These data show that the effect of SRSF10-specific SSOs can be observed on endogenous SMN, and that changing the ratio of the two SRSF10 isoforms, without increasing the overall SRSF10 expression, is sufficient to affect the SMN1/2 exon 7 splicing outcome.

MATERIALS AND METHODS

Affinity purification pulldown assay

The RNA affinity purification was performed as previously described (Nielsen et al., 2007). The following 3´-biotin labeled RNA oligonucleotides were used: SMNiss wt (5ĆCAGCAUUAUGAAAGUGAAX3´), SMNiss mutant (5ĆCCGCAUUAUGAACGUGAAX3´), SMNiss mutant Long (5ĆCCGCAUUAUGAACGUGAAUCUUX´3), SMNiss SRSF10 (5ĆCAGCAUUAUGAAAGACAAX´3), SMNiss SRSF10 Long (5ĆCAGCAUUAUGAAAGACAAUCUÚ3), SMNiss mutant SRSF10 (5´-CCCGCAUUAUGAAAGACAAX´3), SMNiss wt A1 (5´-CCAGCAUUAUAGGGUUGAAX´3), SMNiss mutant A1 (5´-CCCGCAUUAUAGGGUUGAAX´3), SMN1 (5´GGUUUCAGACAAAAUCAAX´3), SMN2 (5´GGUUUUAGACAAAAUCAAX´3) (DNA Technology, Denmark). 100 pmol RNA oligonucleotides were mixed with streptavidin-coupled magnetic beads (Invitrogen Co., Carlsbad, CA, US) and incubated with HeLa nuclear extract (Cilbiotech, S.A., Belgium). Eluted proteins were separated on a 4–12% Bis-Tris gel (Invitrogen) and the proteins were transferred on a PVDF membrane and probed with the following antibodies: anti-hnRNP A1 (sc-10029), anti-hnRNP K (sc-28380), anti-hnRNP H (sc-10042) and anti-hnRNP A2/B1 (sc-53531) all from Santa-cruz Biotechnology Inc., anti-SRSF10 (FUSIP1ab77209, Abcam), anti-SR-proteins (sc-53531, Invitrogen), anti-beta-actin (ab8229, Abcam), anti-HPRT (HPA006360, sigma - Aldrich), anti-TDP-43 (10782–2-AP, Proteintech group Inc.) and Anti-T7 (CSHL antibody facility #42 1–87).

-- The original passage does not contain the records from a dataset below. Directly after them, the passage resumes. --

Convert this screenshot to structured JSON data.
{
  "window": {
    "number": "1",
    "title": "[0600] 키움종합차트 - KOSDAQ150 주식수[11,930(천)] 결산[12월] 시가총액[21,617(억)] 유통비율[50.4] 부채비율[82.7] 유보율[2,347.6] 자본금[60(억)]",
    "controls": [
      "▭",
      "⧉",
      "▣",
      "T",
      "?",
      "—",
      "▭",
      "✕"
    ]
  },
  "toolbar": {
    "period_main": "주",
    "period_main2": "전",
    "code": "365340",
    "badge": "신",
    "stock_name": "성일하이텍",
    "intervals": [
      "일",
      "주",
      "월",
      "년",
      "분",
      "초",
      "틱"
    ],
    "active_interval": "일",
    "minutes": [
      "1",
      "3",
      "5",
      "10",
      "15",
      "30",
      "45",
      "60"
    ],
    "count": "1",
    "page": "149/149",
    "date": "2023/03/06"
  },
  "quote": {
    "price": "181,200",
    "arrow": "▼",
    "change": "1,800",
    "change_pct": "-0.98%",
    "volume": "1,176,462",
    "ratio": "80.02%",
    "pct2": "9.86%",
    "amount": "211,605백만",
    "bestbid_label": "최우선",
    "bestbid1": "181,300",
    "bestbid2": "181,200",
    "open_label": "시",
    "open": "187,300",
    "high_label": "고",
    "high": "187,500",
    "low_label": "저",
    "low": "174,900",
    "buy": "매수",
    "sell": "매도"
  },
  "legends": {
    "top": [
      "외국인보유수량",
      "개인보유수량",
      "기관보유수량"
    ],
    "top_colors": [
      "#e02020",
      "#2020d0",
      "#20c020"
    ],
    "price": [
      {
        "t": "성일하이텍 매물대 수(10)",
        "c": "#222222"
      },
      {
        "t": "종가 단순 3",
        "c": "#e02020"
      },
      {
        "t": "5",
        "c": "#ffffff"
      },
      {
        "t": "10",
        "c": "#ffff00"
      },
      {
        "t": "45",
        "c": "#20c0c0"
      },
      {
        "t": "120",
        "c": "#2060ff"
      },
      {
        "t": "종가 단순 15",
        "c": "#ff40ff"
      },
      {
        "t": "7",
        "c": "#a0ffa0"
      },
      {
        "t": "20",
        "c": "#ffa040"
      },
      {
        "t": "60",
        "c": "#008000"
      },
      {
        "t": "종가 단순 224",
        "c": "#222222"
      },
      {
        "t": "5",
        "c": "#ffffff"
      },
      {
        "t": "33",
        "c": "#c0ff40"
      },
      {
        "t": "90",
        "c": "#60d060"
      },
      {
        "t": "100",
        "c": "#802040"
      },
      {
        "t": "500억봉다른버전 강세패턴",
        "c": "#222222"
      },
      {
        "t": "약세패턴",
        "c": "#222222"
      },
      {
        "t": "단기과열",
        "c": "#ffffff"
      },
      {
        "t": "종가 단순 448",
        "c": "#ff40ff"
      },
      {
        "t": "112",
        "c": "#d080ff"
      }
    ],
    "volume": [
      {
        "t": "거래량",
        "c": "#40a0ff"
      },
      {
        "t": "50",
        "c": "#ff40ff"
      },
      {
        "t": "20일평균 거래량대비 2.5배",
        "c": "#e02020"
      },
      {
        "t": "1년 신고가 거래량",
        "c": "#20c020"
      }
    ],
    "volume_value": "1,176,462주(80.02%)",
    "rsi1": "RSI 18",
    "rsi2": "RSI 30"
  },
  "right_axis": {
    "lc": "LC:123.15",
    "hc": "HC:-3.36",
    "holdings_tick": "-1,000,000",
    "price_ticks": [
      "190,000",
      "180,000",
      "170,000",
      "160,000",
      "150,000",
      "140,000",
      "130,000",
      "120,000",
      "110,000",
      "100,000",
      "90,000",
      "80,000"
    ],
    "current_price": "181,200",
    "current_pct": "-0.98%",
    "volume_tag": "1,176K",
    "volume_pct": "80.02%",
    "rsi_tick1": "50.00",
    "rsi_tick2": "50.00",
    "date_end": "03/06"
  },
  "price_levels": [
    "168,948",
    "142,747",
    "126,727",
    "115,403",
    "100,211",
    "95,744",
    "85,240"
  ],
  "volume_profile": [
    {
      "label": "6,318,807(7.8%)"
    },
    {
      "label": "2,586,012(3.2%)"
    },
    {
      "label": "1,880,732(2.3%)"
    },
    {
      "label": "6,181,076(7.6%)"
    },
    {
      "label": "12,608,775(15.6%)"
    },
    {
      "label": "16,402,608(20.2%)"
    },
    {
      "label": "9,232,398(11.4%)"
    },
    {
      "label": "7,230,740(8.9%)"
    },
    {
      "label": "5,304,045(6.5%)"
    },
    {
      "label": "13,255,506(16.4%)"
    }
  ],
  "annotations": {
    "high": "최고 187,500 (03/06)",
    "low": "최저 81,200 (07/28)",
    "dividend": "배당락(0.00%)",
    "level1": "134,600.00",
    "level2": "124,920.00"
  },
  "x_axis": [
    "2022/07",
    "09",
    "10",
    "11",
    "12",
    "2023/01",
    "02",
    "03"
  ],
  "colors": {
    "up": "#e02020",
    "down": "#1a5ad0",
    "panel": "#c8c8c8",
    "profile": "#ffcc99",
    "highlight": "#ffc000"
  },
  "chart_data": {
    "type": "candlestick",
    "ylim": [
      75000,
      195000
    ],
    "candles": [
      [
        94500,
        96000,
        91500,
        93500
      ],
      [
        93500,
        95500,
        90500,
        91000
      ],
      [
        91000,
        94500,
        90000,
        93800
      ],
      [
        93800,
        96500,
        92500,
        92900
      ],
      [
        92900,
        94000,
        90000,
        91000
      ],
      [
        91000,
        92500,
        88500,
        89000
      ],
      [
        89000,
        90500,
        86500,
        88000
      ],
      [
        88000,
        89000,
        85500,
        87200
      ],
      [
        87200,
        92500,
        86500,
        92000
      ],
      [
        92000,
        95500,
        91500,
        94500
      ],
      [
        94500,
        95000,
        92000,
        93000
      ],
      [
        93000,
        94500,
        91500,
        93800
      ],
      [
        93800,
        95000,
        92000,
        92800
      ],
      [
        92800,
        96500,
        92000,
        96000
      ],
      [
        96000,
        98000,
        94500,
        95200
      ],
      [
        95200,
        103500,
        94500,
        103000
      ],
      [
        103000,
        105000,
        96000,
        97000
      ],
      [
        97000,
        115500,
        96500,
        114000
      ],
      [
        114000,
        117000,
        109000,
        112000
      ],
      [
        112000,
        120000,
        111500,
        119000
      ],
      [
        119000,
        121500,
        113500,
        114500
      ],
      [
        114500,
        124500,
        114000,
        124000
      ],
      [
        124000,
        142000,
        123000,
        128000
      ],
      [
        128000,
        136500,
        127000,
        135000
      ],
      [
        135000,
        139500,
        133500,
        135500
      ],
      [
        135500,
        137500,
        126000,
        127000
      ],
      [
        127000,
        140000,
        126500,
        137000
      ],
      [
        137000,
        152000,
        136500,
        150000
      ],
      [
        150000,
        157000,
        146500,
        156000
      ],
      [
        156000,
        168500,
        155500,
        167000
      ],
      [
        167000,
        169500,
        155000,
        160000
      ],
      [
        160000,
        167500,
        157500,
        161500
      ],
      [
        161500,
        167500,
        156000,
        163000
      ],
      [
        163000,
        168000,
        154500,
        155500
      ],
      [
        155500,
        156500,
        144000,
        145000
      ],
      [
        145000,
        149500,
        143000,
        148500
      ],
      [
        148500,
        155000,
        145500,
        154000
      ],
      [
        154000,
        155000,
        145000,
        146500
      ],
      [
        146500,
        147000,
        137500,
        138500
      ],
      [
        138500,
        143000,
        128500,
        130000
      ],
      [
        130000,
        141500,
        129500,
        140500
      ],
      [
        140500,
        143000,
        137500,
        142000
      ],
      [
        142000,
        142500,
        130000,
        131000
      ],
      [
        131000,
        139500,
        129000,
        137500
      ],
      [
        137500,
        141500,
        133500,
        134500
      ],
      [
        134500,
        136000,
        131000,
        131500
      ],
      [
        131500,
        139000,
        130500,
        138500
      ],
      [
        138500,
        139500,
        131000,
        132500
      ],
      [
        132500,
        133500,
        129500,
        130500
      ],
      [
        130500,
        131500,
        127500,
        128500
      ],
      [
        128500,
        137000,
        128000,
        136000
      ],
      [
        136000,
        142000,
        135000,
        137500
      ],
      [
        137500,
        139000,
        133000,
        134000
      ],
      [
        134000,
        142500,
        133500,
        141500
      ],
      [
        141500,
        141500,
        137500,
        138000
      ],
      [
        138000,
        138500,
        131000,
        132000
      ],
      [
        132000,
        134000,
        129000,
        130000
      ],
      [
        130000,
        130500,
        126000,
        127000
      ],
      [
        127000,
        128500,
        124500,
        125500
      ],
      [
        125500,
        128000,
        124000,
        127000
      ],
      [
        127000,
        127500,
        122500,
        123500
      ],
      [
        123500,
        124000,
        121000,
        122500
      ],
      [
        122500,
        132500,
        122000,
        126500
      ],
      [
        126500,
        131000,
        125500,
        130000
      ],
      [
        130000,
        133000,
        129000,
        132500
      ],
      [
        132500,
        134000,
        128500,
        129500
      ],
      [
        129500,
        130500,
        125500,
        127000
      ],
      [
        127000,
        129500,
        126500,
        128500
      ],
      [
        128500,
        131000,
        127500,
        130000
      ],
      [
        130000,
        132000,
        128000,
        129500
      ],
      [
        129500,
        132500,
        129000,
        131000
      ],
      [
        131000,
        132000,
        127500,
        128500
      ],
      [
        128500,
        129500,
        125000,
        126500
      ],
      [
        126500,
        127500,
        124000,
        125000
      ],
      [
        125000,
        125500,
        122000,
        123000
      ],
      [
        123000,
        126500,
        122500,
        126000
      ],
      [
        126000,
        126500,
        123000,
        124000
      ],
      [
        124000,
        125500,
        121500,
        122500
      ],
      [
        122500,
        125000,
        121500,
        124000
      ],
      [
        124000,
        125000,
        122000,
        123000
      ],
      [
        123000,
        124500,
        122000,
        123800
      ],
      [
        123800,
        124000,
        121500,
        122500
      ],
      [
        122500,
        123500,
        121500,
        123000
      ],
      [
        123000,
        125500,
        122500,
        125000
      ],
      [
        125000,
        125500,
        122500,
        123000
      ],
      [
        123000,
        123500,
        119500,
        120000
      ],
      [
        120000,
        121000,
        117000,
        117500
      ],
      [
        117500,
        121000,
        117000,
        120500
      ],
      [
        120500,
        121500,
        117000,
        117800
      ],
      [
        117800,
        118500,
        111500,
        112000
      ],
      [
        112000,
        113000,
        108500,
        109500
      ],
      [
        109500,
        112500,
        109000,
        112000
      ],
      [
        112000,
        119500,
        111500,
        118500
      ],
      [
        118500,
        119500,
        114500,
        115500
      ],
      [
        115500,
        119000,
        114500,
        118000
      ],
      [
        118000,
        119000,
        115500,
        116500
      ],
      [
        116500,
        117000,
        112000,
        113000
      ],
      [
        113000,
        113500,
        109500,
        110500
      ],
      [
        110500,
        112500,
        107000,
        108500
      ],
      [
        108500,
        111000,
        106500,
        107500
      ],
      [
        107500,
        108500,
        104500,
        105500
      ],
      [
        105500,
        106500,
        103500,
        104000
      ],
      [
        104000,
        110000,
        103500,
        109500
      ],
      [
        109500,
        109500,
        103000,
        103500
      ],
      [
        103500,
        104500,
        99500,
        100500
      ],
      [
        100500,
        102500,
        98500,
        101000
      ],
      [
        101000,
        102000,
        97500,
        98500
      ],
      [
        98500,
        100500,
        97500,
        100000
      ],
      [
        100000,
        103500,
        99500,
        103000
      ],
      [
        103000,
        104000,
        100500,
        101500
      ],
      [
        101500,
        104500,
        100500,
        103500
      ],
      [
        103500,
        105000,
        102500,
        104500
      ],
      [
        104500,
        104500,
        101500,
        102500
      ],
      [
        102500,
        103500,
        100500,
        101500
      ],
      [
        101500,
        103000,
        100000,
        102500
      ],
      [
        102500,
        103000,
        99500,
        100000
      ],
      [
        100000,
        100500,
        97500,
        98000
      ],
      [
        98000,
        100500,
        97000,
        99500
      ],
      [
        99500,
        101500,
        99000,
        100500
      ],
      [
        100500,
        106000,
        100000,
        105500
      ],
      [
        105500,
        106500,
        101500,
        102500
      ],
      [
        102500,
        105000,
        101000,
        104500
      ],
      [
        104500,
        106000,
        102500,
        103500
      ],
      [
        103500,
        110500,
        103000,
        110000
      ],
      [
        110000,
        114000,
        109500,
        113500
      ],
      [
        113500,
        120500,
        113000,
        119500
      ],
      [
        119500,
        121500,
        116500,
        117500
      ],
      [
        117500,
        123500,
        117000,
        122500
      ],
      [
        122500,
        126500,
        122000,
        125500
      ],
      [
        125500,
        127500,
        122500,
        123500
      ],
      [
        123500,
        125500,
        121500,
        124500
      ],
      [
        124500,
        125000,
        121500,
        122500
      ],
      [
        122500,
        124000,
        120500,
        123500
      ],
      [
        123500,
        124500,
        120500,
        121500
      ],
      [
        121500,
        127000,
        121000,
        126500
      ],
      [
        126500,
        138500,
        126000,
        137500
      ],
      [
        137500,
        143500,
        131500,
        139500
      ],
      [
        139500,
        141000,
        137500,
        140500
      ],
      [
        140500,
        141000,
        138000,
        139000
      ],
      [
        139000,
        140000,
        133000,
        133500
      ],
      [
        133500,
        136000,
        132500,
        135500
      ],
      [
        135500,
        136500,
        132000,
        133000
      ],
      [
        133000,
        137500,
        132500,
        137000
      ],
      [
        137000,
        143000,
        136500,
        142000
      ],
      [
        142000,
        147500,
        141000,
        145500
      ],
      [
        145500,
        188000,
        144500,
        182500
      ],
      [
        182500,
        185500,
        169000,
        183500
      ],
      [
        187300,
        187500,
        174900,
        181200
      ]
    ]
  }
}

Surface plasmon resonance imaging (SPRi)

Surface plasmon resonance imaging (SPRi) by IBIS MX-96 was used to measure the kinetics of recombinant hnRNP A1 (ab224866, Abcam), recombinant SRSF10 long (cat#OPCA02208, aviva system biology) and recombinant SRSF10 short (cat#TP321759, origene)binding to the immobilized RNA oligonucleotides also used for affinity purification pulldown assays, as well as +100 3’biotinylated oligonucleotides: SMN2+100G (5’-AUGUUAGAAAGUUGAAAGGUUAA’3) and SMN1+100A (5’-AUGUUAAAAAGUUGAAAGGUUAA’3). The oligonucleotides were immobilized on a Senseye G strep (SSENS) sensor chip in a 2×4×12 array by continuous flow in a CFM 2.0 printer (Wasatch microfluidics). The oligonucleotides were diluted in 1XTBS to a concentration of 1 μM and spotted for 20 min followed by 5-minute washing with TBS + 0.05% Tween-20. The sensor chip was inserted into the MX96 instrument (IBIS technologies A/S) and primed with SPR buffer (10 mM Hepes/KOH pH 7.9, 150 mM KCl, 10 mM MgCl2 and 0.075% Tween-80). Real-time binding was measured by following changes of the SPR angles at all printed positions of the array during 10-minute injections of hnRNP A1 protein over the entire surface, followed by 10-minute dissociation at 4μl/sec. Six injections of a 2-fold titration series from 6.25 to 200 nM hnRNP A1 were carried out (lowest to highest). Regeneration after each injection was carried out with 25 mM H3PO4, to remove any remaining protein before the next injection. Residual background binding was blocked by injecting 1 mg/ml BSA in SPR buffer onto the chip. To measure baseline and dissociation kinetics a continuous flow of SPR buffer flowed over the surface before, between and after the hnRNP A1 injections. Dissociation was measured for 5 min, by injecting SPR buffer over the chip at a rate of 8 μl/sec. Responses for a calibration curve were created after the concentration series by measuring SPR responses from defined dilutions of glycerol in running buffer (ranging from 5 to 0 % glycerol) and of pure water, as defined by the automated calibration routine of IBIS MX-96.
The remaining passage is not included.